While the results show a clear correlation between soil carbon and threatened biodiversity, this relationship may be coincidental rather than causal. Low lying parts of the landscape tend to accumulate organic carbon in soil and sediment due to erosional processes, slowed decomposition (anoxia) and reduced burning25,26,27. The relative abundance of water and rich fertile soil with abundant soil carbon make these same areas attractive for agriculture15, resulting in extensive land use change. As such, biodiversity that is specialized to these areas may become threatened due to a loss of suitable habitat, over- harvesting of wildlife, eutrophication of water bodies due to high fertilizer use and impacts of invasive species, common in highly modified landscapes, among others. Additionally, because of conflicting land uses these areas tend to be poorly represented in reserve networks2. Thus, species that exist in low lying areas rich in soil carbon may face a larger number of more intense extinction threats than species that occur in dry upland habitats where soil carbon stocks are generally lower.

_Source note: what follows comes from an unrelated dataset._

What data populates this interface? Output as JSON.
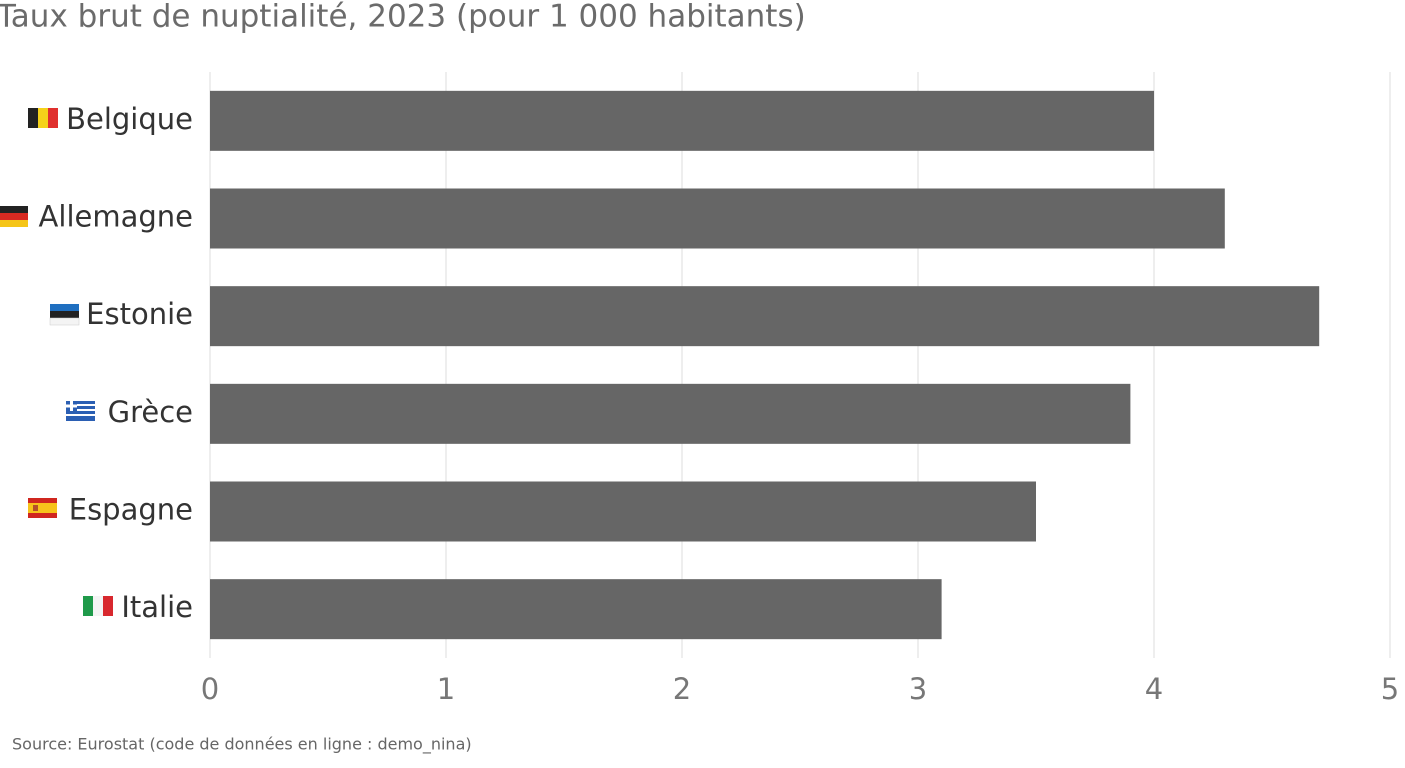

Consistent with previous studies that have used abiotic variables to elaborate biodiversity surrogates12, the SAI values for the surrogate based on environmental variables was >0.20 at q ≥ 20% for the PEBANPA network. This implies that the surrogate is 20% more effective in identifying priority sites for conservation than randomly selected sites when the surrogate model is elaborated using data from 20% of the sites, indicating that the addition of soil carbon to the environmental variables increases the surrogate’s power. It is also striking is that a surrogate based only on soil carbon had an SAI value > 0.25 for q ≥ 5%, indicating that soil carbon alone is a powerful predictor for identifying sites of the highest conservation value.

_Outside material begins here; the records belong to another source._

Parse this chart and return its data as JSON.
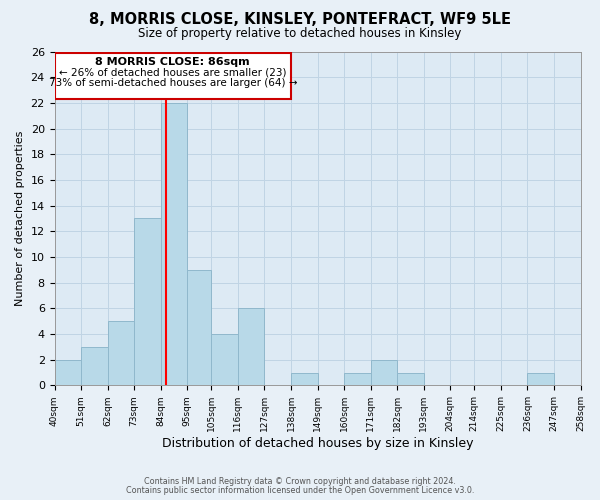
{
  "title": "8, MORRIS CLOSE, KINSLEY, PONTEFRACT, WF9 5LE",
  "subtitle": "Size of property relative to detached houses in Kinsley",
  "xlabel": "Distribution of detached houses by size in Kinsley",
  "ylabel": "Number of detached properties",
  "bar_edges": [
    40,
    51,
    62,
    73,
    84,
    95,
    105,
    116,
    127,
    138,
    149,
    160,
    171,
    182,
    193,
    204,
    214,
    225,
    236,
    247,
    258
  ],
  "bar_heights": [
    2,
    3,
    5,
    13,
    22,
    9,
    4,
    6,
    0,
    1,
    0,
    1,
    2,
    1,
    0,
    0,
    0,
    0,
    1,
    0
  ],
  "bar_color": "#b8d9e8",
  "bar_edge_color": "#90b8cc",
  "vline_x": 86,
  "vline_color": "red",
  "ylim": [
    0,
    26
  ],
  "yticks": [
    0,
    2,
    4,
    6,
    8,
    10,
    12,
    14,
    16,
    18,
    20,
    22,
    24,
    26
  ],
  "tick_labels": [
    "40sqm",
    "51sqm",
    "62sqm",
    "73sqm",
    "84sqm",
    "95sqm",
    "105sqm",
    "116sqm",
    "127sqm",
    "138sqm",
    "149sqm",
    "160sqm",
    "171sqm",
    "182sqm",
    "193sqm",
    "204sqm",
    "214sqm",
    "225sqm",
    "236sqm",
    "247sqm",
    "258sqm"
  ],
  "annotation_title": "8 MORRIS CLOSE: 86sqm",
  "annotation_line1": "← 26% of detached houses are smaller (23)",
  "annotation_line2": "73% of semi-detached houses are larger (64) →",
  "footer1": "Contains HM Land Registry data © Crown copyright and database right 2024.",
  "footer2": "Contains public sector information licensed under the Open Government Licence v3.0.",
  "bg_color": "#e8f0f7",
  "plot_bg_color": "#ddeaf4",
  "grid_color": "#c0d4e4"
}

However, it should be noted that while the SAI curve implies that soil carbon initially outcompetes all other variables as a standalone surrogate, it performs less well when more sites are added to the network. This is what we would expect, as it implies that although threatened species may be concentrated on sites with high soil carbon, these sites are relatively homogeneous and a few sites will be able to represent the biodiversity adapted to these areas. To add additional biodiversity to a network design will thus require inclusion of other types of area. Furthermore, relying only on soil carbon could lead to the selection of sites that are adjacent to one another; for example, if all remaining high-soil carbon sites are close together. However, as carbon-rich soils are often associated with water courses, the inclusion of these areas could improve ecological connectivity at a landscape level, increasingly important as the climate changes. Thus spatial optimization methods should always be used, even when surrogates appear to have a high degree of efficacy.

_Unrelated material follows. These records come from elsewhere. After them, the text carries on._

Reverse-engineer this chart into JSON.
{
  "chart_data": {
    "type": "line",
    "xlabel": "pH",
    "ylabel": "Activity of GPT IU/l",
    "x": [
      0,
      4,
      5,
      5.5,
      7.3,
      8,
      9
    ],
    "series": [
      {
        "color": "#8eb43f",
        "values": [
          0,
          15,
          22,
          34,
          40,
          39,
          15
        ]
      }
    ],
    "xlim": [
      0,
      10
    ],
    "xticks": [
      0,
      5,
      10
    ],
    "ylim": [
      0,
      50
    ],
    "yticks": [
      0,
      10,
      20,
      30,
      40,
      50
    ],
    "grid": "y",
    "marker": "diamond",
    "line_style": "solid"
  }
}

Thanks to recent advances in our ability to map soil carbon using freely available geographic datasets28,29 obtaining soil carbon estimates is relatively straightforward. While it is obvious that factors other than soil carbon also contribute to species extinction risk, the results presented here demonstrate that soil carbon could be a useful additional variable for the elaboration of biodiversity surrogates that aim to identify networks of sites critical for the conservation of threatened species.